Obviamente, muçulmanos, cristãos e judeus colocaram os não-crentes na espada. Eles o fizeram por sua própria iniciativa. Em nome de sua própria religião mais preciosa, eles penetraram no direito sagrado dos indivíduos para estabelecer seu próprio relacionamento com Deus. Seria tentador chamar isso de pecado; mas quem acreditaria? Como um rebanho de bisonte, a humanidade corre junto com as organizações. Não tenho nenhum problema em concluir que essas organizações às vezes podem estar erradas.

Há uma dificuldade maior em concluir que a Bíblia ou outra escritura sagrada pode estar errada. A religião judaica sustenta que todas as notas e todos os títulos das escrituras são o mundo divinamente inspirado de Deus, que não pode ser falso em nenhum aspecto. Mas e se Deus na Bíblia comanda o genocídio? Suponha que Deus dê suas bênçãos às idéias de supremacia étnica ou racial? Devemos hoje acompanhar esses pontos de vista porque eles são claramente declarados na Bíblia? Não, perguntemos a Deus o que ele quer agora.

O conhecimento humano é uma questão de revelação contínua. Mesmo que alguns dos maiores pensadores da humanidade acreditassem uma vez que todas as coisas eram de uma substância ou que o mundo era plano, hoje não temos nenhum problema ao reconhecer que essas conclusões eram o produto de uma compreensão incompleta. A experiência humana contínua trouxe outras verdades à tona. Somente na área da religião, alguns insistem em que a verdade seja consertada em uma forma bíblica particular. Como sabemos que toda palavra na Bíblia é verdadeira? Porque a Bíblia diz isso? Não deve ser necessária uma testemunha independente?

Eu acredito que é possível considerar a Bíblia e outras escrituras sagradas como importantes artefatos da história, documentando encontros entre Deus e o homem. No entanto, cabe a nós individualmente estabelecer o que acreditamos ser verdade. Nenhum sacerdote ou pregador pode obrigar a acreditar em qualquer coisa em nome de Deus. Nem podemos obrigar Deus a revelar-se a nós. Enquanto guiados pelas tradições religiosas de nossa educação ou conversão, estamos fundamentalmente por conta própria para chegar a uma decisão. É um mundo adulto, cheio de incertezas e ambiguidades.

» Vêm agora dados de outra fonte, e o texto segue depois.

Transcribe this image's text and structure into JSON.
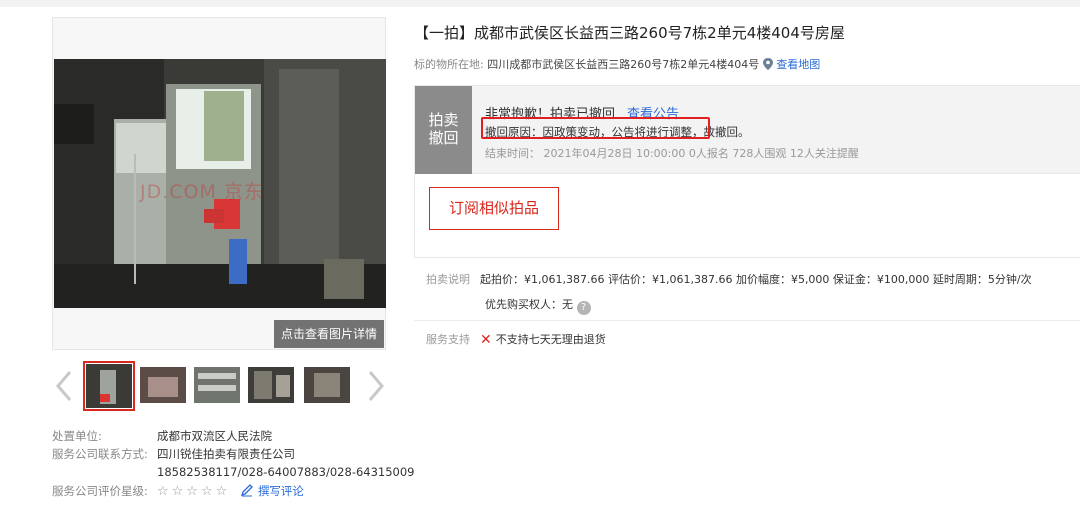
{
  "lot": {
    "title": "【一拍】成都市武侯区长益西三路260号7栋2单元4楼404号房屋",
    "address_label": "标的物所在地:",
    "address_value": "四川成都市武侯区长益西三路260号7栋2单元4楼404号",
    "map_link": "查看地图"
  },
  "status": {
    "tag_line1": "拍卖",
    "tag_line2": "撤回",
    "message": "非常抱歉！拍卖已撤回",
    "notice_link": "查看公告",
    "reason": "撤回原因：因政策变动，公告将进行调整，故撤回。",
    "end_info": "结束时间： 2021年04月28日 10:00:00   0人报名   728人围观   12人关注提醒",
    "highlight_color": "#e02020"
  },
  "subscribe_button": "订阅相似拍品",
  "rules": {
    "label": "拍卖说明",
    "text": "起拍价：¥1,061,387.66   评估价：¥1,061,387.66   加价幅度：¥5,000   保证金：¥100,000   延时周期：5分钟/次",
    "priority": "优先购买权人：无",
    "help_icon": "question-circle-icon"
  },
  "service": {
    "label": "服务支持",
    "text": "不支持七天无理由退货",
    "icon": "cross-icon"
  },
  "gallery": {
    "watermark": "JD.COM 京东",
    "detail_button": "点击查看图片详情",
    "thumb_count": 5
  },
  "seller": {
    "court_label": "处置单位:",
    "court_value": "成都市双流区人民法院",
    "company_label": "服务公司联系方式:",
    "company_value": "四川锐佳拍卖有限责任公司",
    "phones": "18582538117/028-64007883/028-64315009",
    "rating_label": "服务公司评价星级:",
    "stars": "☆☆☆☆☆",
    "review_link": "撰写评论"
  },
  "colors": {
    "accent_red": "#d9281d",
    "link_blue": "#2b6ad8",
    "status_gray": "#8b8b8b"
  }
}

O que acredito, no entanto, é que a autenticidade da convicção religiosa pode ser indicada pelos "frutos". Tanto aprendi com Jesus. Ele disse: "Ou tornar a árvore boa e sua fruta boa, ou tornar a árvore má e sua fruta ruim; Você pode dizer uma árvore por seu fruto ... Como suas palavras podem ser boas quando vocês mesmos são doentios? Pois as palavras que a boca provoca provêm do transbordamento do coração. "(Mateus 12: 33-34) Portanto: Se os frutos são bons, eu aplaudo o homem e a religião dele. Se eles são ruins, eu começo a questionar sua motivação o que a autoridade religiosa lhe dá cobertura.

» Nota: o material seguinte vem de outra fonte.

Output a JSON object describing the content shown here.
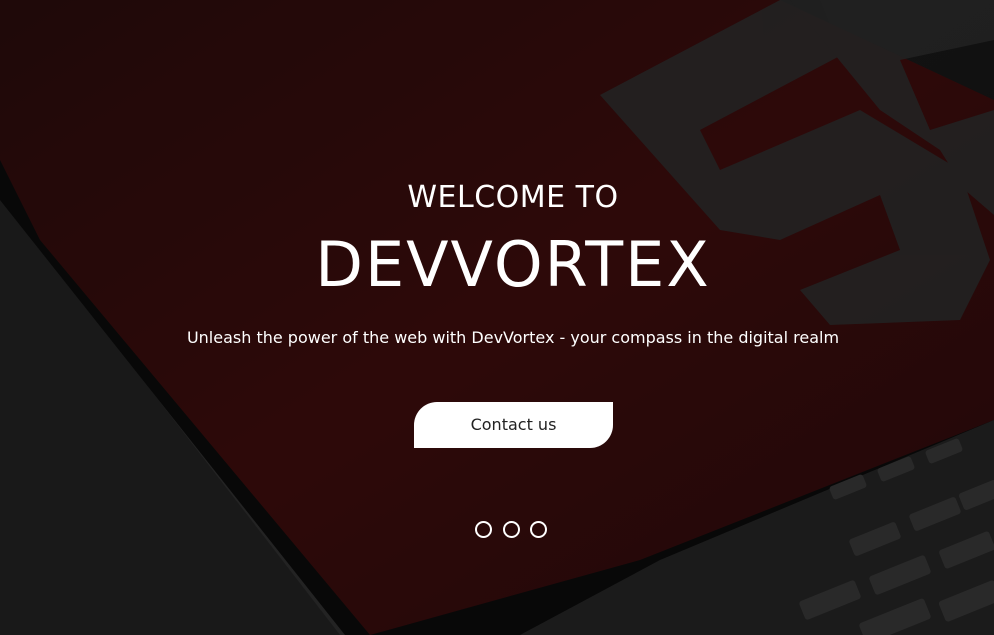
{
  "hero": {
    "welcome": "WELCOME TO",
    "brand": "DEVVORTEX",
    "tagline": "Unleash the power of the web with DevVortex - your compass in the digital realm",
    "cta_label": "Contact us"
  },
  "carousel": {
    "slide_count": 3
  },
  "colors": {
    "background": "#161616",
    "accent_red": "#3a0a0a",
    "text": "#ffffff",
    "button_bg": "#ffffff",
    "button_text": "#222222"
  }
}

Vivemos em uma época de frutos horríveis. O colonizador israelense invade terras palestinas na Cisjordânia, reivindicando essa terra como sua, com base em uma antiga promessa dada a Abraão. Os habitantes palestinos da terra são atingidos como se fossem coelhos. Esses frutos são justos? Eu acho que não. Então, também, meninos palestinos com explosivos amarrados em seus cofres infiltram lugares lotados nas cidades de Israel. Os explosivos desaparecem e dezenas de pessoas inocentes são mortas ou mutiladas. Allah ordenou isso? Novamente, acho que não. Estes são alguns dos maus frutos da religião contemporânea. Precisamos pedir a Deus para esclarecer suas instruções. As ordens de ontem ainda são operacionais?

Não há nada de sagrado sobre a religião ruim. Apenas diga não; não acredite. O imperativo superior é buscar a verdade de Deus. E se os frutos da religião são uma indicação dessa verdade, então clérigos de todas as listras devem estar tremendo nas botas. Quantos estão buscando impérios mundiais? Apenas tantos se afastaram da fé verdadeira. Para o relacionamento fundamental com Deus é uma relação que a pessoa individual deve estabelecer. Nenhum professor pode forçar o caminho entre outra pessoa e o conhecimento ou percepção de Deus dessa pessoa.